I hate to admit to this, but it is so much easier to talk to a complete stranger at a theme park while in a line waiting for a ride. However, according to my parents who are upset that I can't talk to my family, it hurts their feelings that I can't say more than a sentance to them.
I think I've gone over this subject before, but let me just reiterate. My parents think punishment to me is sending me to my mom's house for a while. Really? Do they think I hate my mom that much? Also, I have a feeling that they're going to pull a lot of things away from me this summer, including trips.
And I'm expecting a lot of chores and odd jobs. My last conversation with my stepmom she said something about "working your ass off if you don't straighten up".
However, I'll still stand with my belief that arguing with them is pointless. Parents will be parents, which means whether or not if they're right they are still going to induce punishment and hell.

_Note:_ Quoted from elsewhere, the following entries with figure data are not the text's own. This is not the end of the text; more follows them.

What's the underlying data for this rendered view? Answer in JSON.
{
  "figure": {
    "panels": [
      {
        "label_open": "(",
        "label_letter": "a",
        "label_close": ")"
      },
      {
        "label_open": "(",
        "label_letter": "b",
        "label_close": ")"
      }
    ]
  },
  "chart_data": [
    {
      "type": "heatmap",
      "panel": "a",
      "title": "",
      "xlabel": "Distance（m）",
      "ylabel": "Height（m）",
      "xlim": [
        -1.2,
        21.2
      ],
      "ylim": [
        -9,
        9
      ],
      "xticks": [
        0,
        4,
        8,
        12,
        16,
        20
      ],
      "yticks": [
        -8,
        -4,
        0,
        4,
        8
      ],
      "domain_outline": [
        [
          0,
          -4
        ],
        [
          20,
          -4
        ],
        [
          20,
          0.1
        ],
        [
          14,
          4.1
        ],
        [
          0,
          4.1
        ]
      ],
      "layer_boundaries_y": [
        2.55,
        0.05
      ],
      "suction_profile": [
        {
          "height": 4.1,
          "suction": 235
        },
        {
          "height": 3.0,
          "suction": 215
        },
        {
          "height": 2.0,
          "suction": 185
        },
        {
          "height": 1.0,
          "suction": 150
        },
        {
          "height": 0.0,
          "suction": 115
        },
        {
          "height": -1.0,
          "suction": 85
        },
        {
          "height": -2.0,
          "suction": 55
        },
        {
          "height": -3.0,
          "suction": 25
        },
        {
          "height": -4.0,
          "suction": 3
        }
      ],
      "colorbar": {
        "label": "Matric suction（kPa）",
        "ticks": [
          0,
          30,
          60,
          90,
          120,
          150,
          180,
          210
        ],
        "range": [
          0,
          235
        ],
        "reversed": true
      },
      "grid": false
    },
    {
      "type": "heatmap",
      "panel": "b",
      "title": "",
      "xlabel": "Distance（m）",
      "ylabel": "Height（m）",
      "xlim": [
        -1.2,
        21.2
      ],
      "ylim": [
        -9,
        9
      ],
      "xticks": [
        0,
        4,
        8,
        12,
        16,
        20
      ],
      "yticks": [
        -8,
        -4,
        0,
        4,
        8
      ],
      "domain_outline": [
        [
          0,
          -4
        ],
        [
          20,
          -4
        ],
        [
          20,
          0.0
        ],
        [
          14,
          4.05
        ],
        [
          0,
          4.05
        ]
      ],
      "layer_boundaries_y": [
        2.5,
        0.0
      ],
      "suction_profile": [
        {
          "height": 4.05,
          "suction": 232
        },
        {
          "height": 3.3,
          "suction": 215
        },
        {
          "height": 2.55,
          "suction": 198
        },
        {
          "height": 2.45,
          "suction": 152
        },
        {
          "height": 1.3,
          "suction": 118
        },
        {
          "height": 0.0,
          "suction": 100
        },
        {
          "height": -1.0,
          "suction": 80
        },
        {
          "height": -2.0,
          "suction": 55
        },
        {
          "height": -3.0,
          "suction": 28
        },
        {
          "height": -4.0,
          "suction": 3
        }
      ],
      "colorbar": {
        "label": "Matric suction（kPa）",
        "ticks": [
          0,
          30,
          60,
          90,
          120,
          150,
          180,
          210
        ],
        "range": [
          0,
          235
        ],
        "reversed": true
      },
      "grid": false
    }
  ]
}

Then, while I'm being punished they'll wonder why I'm not smiley and happy and think that I have a bad attitude and punish me some more.
It's a circle---- of nonproductivity, unless you count making me wish I was 18 productive.
Who knows, they might. The worst part is, my grandma who is only being a grandma, tells my parents that I'm not a blabber mouth, and they interpret that into, "Our daughter is a snob and is angry at us for sending her away for the weekend, so she's going to hurt everyone's feelings by not talking to them."
No exageration on that part. My stepmom basically said that while I was talking to her this morning.